The timing and magnitude together point clearly at one source, which is ,Prospect Lithium Zimbabwe, a subsidiary of China's Zhejiang Huayou Cobalt, commissioned Africa's first lithium sulphate processing plant at the Arcadia mine near Harare, with the first production line scheduled for January 2026 and subsequent lines for April 2026, at a facility designed to produce between 50,000 and 60,000 tonnes of lithium sulphate annually. Lithium sulphate is classified under the sulphates commodity category in international trade nomenclature, which means what the April trade data is recording under other sulphates at US$12.6 million is, in all likelihood, Zimbabwe's first commercial export of processed lithium salt.

Huayou's Zimbabwe unit described the inaugural shipment as the first lithium salt ever produced in Zimbabwe and across Africa, marking a major step forward in regional mineral beneficiation, a characterisation that the trade data now confirms with a dollar value.

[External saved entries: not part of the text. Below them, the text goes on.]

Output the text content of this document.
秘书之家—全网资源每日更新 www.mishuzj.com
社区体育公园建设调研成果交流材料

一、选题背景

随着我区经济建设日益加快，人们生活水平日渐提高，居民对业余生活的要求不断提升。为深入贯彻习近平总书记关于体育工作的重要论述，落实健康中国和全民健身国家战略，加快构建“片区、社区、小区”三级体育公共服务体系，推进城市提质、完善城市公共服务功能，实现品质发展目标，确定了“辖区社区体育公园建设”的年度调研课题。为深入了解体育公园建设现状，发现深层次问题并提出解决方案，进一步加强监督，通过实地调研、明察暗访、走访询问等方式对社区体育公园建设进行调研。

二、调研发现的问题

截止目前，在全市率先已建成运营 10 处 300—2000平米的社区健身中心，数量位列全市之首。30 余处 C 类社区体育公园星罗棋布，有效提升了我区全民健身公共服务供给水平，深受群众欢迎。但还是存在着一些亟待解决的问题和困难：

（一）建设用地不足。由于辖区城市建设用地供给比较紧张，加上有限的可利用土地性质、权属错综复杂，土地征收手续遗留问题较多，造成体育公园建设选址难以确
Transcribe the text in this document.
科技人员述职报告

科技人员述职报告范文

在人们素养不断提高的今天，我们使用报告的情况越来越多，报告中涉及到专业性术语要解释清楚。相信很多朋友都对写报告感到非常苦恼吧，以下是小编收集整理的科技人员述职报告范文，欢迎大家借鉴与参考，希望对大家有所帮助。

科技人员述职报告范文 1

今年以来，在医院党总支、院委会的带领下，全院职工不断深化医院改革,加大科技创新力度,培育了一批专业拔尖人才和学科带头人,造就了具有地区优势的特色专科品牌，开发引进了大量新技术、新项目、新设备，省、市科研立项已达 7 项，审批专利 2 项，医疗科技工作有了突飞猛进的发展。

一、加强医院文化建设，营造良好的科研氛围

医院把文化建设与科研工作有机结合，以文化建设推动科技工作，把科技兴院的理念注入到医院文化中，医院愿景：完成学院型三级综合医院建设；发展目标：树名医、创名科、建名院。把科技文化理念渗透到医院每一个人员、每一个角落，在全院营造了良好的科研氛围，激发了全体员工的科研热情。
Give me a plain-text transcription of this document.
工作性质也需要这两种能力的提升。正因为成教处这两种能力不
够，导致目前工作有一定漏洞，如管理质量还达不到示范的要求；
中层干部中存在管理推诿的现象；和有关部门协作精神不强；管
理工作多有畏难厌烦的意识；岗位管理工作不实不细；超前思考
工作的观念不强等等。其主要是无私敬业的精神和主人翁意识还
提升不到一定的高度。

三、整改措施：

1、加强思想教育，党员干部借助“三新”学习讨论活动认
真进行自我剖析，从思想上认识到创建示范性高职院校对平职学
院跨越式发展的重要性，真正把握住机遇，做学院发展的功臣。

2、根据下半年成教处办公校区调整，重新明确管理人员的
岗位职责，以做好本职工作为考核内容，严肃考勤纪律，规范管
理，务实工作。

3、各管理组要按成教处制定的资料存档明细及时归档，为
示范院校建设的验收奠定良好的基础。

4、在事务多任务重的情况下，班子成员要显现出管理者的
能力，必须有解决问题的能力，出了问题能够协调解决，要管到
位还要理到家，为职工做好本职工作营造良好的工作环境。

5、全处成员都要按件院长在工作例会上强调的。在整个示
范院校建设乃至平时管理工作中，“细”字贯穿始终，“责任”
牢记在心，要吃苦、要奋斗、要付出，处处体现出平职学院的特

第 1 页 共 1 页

The policy architecture that made this entry possible is worth understanding precisely because it explains why the category was zero for so long and why it has now moved. Zimbabwe suspended exports of all raw minerals and lithium concentrates with immediate effect in February 2026, after the government alleged malpractices and leakages in the sector, removing the commercial incentive to ship unprocessed rock and making the sulphate plant at Arcadia the only viable export pathway for Huayou's Zimbabwe operation. The ban did not create the plant.

Huayou had already invested US$400 million to build it and completed construction in October 2025, but the ban accelerated the commercial logic of commissioning it fully and shipping the first product, since the alternative export route had been closed by regulatory decree.

What the US$12.6 million April entry represents in isolation is modest. Annualised it implies approximately US$151 million in sulphate export revenue, which against Arcadia's nameplate capacity of 50,000 to 60,000 tonnes per year at current lithium sulphate prices suggests the plant is operating well below full production in its commissioning phase, as any new processing facility would be in its opening months.

Sinomine, which operates Bikita Minerals, has committed US$500 million to construct a separate lithium sulphate processing facility with commissioning expected later in 2026, which means a second source of sulphate export volume will enter the trade statistics before the year closes. When both plants are operating at or near nameplate capacity, the combined annual sulphate export contribution could reach several hundred million dollars, denominated in a product with a structural demand floor provided by the global electric vehicle battery supply chain rather than the commodity price cycles that govern gold and tobacco.

The broader significance of the April sulphates entry is what it confirms about the direction of Zimbabwe's mineral export architecture. For decades the country exported raw and semi-processed materials and allowed the margin of conversion to be captured in Chinese, South Korean, and European processing facilities. The lithium sulphate shipment from Arcadia is the first time that conversion margin has been retained at the point of production in Zimbabwe rather than at the point of consumption abroad.

That is not a rhetorical achievement. It is visible in a single line in the April trade statistics, at US$12.6 million, in a category that recorded US$498 three years ago and nothing since. The trajectory from there is the most consequential export story Zimbabwe has produced in years, and it announced itself without fanfare in a table of merchandise trade data that most readers passed over entirely.